Due to its focus, Chou’s film is reminiscent of last year’s The Worst Person in the World, the Norwegian comedy-drama directed by Joachim Trier about one young woman’s haphazard and occasionally hurtful life choices. Both films feature a woman protagonist who, at times, acts unsympathetically — a still-novel concept that deserves continued big screen treatment — yet Chou takes this concept further by having Freddie push at the boundaries of what’s considered moral at not only an interpersonal, but a geopolitical level: one of her dalliances is with an arms dealer (played by Louis-Do de Lencquesaing), and when the film cuts ahead a few years, we find that she’s become his business associate.

Her turns in character, or her turns against other characters, are equally unethical; she impulsively breaks up with one of her boyfriends by telling him: “I can have you wiped out of my life like it’s nothing.” She says this to him as an arms dealer, which makes her statement all the more terrifying and reckless. And granted, yes, she’s feeling harrowed by recent interactions with her biological family when she says these words, but one’s traumas cannot be used as an excuse for inflicting trauma on others.

Return to Seoul is most interesting in this capacity, where it draws a line that links one person’s sense of displacement with the unscrupulous decision-making of those who work in powerful, damaging industries. Yet Mr. Chou never really makes good on this premise; it’s merely a side note, a scribble in the margins of Freddie’s story. She’s allowed a lot more narrative latitude than this critic’s snowflake heart is easily prepared to accept, as, rather than pursue such a sinister and compelling glimpse into the hearts of corporate villains, Chou has Freddie scrap that lifestyle, as she has others, and instead backpack through Romania. (Or, at least, he gives the impression that she’s scrapped that lifestyle — a nice long hike may simply be how Freddie spends her ample vacation time.)

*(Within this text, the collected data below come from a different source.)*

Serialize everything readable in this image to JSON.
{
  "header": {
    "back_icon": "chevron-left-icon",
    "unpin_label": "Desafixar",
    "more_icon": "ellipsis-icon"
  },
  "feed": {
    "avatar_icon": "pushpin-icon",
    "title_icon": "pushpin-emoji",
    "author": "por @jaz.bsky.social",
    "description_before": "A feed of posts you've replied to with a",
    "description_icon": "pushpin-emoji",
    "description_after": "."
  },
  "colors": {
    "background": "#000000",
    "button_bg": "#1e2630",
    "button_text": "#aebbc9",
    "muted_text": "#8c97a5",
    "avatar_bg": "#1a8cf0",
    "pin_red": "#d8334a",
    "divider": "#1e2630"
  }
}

Because it settles for the human yet fairly banal motions of an adopted woman’s coming-to-terms with her family of origin, and, therefore, herself, Return to Seoul refuses a riskier or more challenging assessment of international identity. Freddie’s wanderings may be representative of how many diasporic people float through life, yet the film suffers for prioritizing one person’s private anguish at the expense of their public immorality: at what point does a character’s actions prove them unworthy of sympathy? And at what point does a movie fail because it remains determined to hold said character in a sympathetic light?

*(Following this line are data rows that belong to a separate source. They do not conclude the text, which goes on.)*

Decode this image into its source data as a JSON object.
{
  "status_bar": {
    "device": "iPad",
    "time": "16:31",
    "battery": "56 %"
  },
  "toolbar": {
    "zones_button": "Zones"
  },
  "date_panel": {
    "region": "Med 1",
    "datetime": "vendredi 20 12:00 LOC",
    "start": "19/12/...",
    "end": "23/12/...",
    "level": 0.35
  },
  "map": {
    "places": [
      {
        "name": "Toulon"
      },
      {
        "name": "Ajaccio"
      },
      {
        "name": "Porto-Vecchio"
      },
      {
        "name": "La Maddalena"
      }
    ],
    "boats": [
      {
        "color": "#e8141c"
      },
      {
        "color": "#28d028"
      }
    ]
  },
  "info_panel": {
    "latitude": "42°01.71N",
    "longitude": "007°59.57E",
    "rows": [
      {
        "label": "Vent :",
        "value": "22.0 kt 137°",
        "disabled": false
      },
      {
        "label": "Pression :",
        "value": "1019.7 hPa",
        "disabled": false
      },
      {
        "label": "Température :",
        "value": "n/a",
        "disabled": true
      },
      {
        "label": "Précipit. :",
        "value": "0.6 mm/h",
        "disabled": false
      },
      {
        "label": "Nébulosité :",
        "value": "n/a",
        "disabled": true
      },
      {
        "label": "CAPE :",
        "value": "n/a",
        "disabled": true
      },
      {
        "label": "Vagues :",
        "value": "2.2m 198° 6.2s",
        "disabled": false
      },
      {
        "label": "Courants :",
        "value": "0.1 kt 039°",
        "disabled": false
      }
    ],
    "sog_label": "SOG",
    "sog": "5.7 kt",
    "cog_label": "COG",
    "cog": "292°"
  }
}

This being said, Mr. Chou does elicit a number of memorable performances from his cast. Park is fittingly enigmatic, and emotional when she needs to be, but she’s bolstered by richly compelling supporting work from, first, Han, who plays Tena with luminous humility; Lim Cheol-hyun as Freddie’s elegantly somber Korean boyfriend, Kay-Kay (think Gregory Peck, but with neck tattoos); and Yoann Zimmer as her subsequent, hauntingly sweet French boyfriend, Maxime (the one she could have “wiped out”). Furthermore, throughout the film, Park is pitted against Oh Kwang-rok’s exquisite, volatile despotism as Freddie’s self-loathing biological father, while Kim Sun-young is gloriously modest, funny and affecting as her biological aunt.

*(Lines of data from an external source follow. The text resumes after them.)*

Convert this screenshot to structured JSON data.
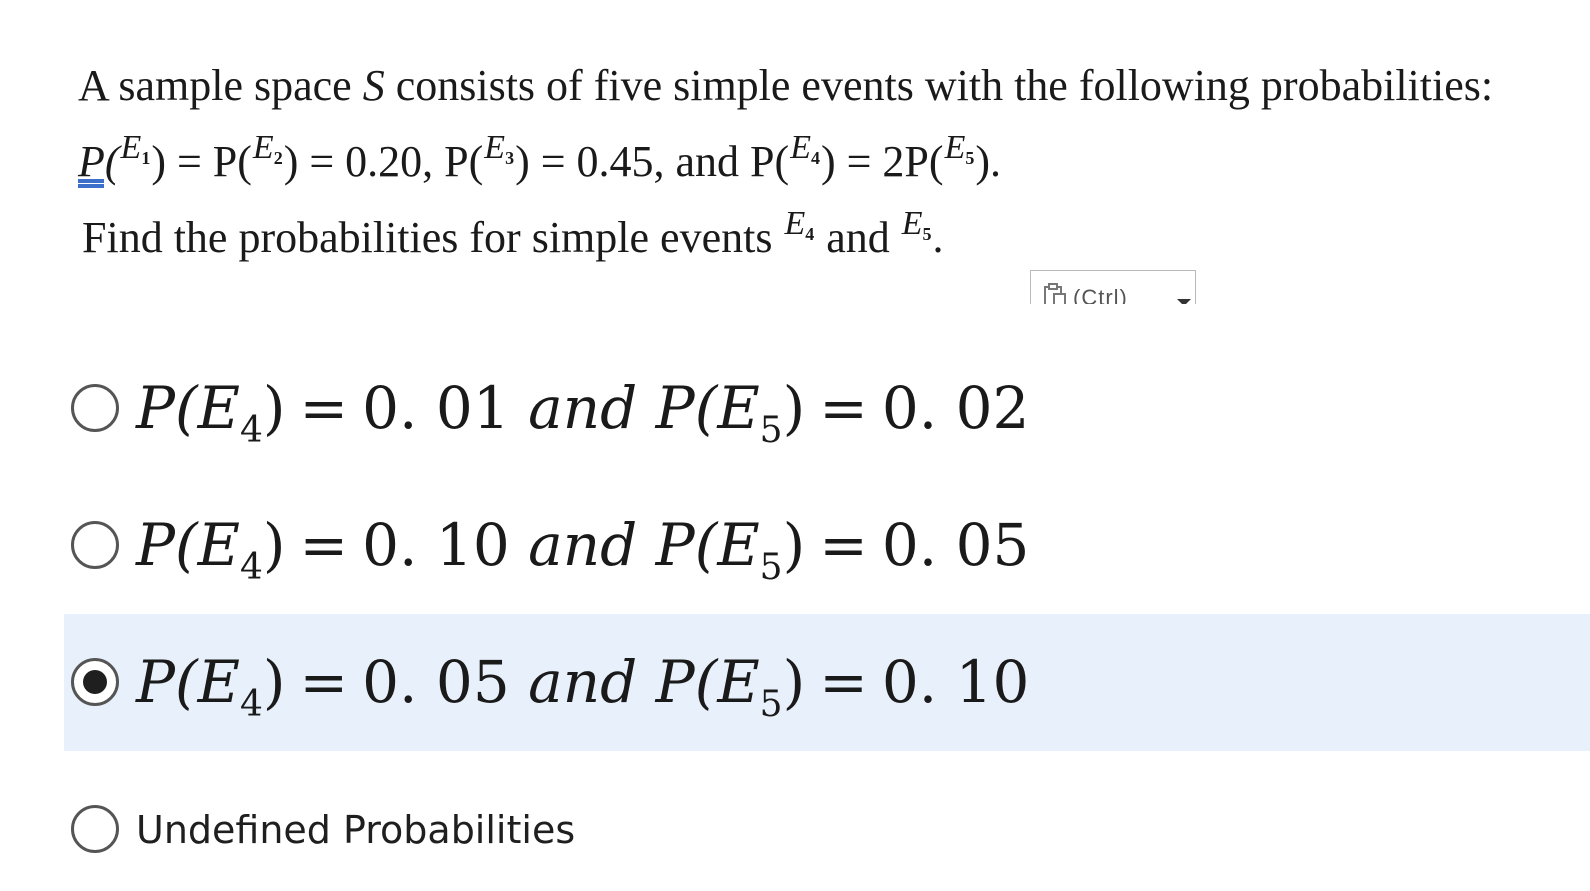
{
  "question": {
    "line1": "A sample space S consists of five simple events with the following probabilities:",
    "line1_parts": {
      "before": "A sample space ",
      "var": "S",
      "after": " consists of five simple events with the following probabilities:"
    },
    "line2": {
      "p": "P(",
      "e1": "E",
      "e1_sub": "1",
      "mid1": ") = P(",
      "e2": "E",
      "e2_sub": "2",
      "mid2": ") = 0.20, P(",
      "e3": "E",
      "e3_sub": "3",
      "mid3": ") = 0.45, and P(",
      "e4": "E",
      "e4_sub": "4",
      "mid4": ") = 2P(",
      "e5": "E",
      "e5_sub": "5",
      "end": ")."
    },
    "line3": {
      "before": "Find the probabilities for simple events ",
      "e4": "E",
      "e4_sub": "4",
      "mid": " and ",
      "e5": "E",
      "e5_sub": "5",
      "end": "."
    }
  },
  "paste_button": {
    "label": "(Ctrl)"
  },
  "options": [
    {
      "selected": false,
      "a_label": "P(E",
      "a_sub": "4",
      "a_close": ")",
      "eq1": "=",
      "a_val": "0. 01",
      "and": "and",
      "b_label": "P(E",
      "b_sub": "5",
      "b_close": ")",
      "eq2": "=",
      "b_val": "0. 02"
    },
    {
      "selected": false,
      "a_label": "P(E",
      "a_sub": "4",
      "a_close": ")",
      "eq1": "=",
      "a_val": "0. 10",
      "and": "and",
      "b_label": "P(E",
      "b_sub": "5",
      "b_close": ")",
      "eq2": "=",
      "b_val": "0. 05"
    },
    {
      "selected": true,
      "a_label": "P(E",
      "a_sub": "4",
      "a_close": ")",
      "eq1": "=",
      "a_val": "0. 05",
      "and": "and",
      "b_label": "P(E",
      "b_sub": "5",
      "b_close": ")",
      "eq2": "=",
      "b_val": "0. 10"
    },
    {
      "selected": false,
      "text": "Undefined Probabilities"
    }
  ],
  "colors": {
    "selected_bg": "#e7f0fb",
    "radio_border": "#555555",
    "text": "#1a1a1a"
  }
}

It says something about a movie that its side characters come across as worthier of study than its central one. Return to Seoul doesn’t ask enough of itself as a work of art — it should either put Freddie on the outside of others’ lives, or embrace her coiled, hardened soul with more bravery and daring. In cinema, we want to see ugliness, especially when it’s presented with Mr. Chou’s cool sense of glamour. Let Freddie be a monster; she already is one.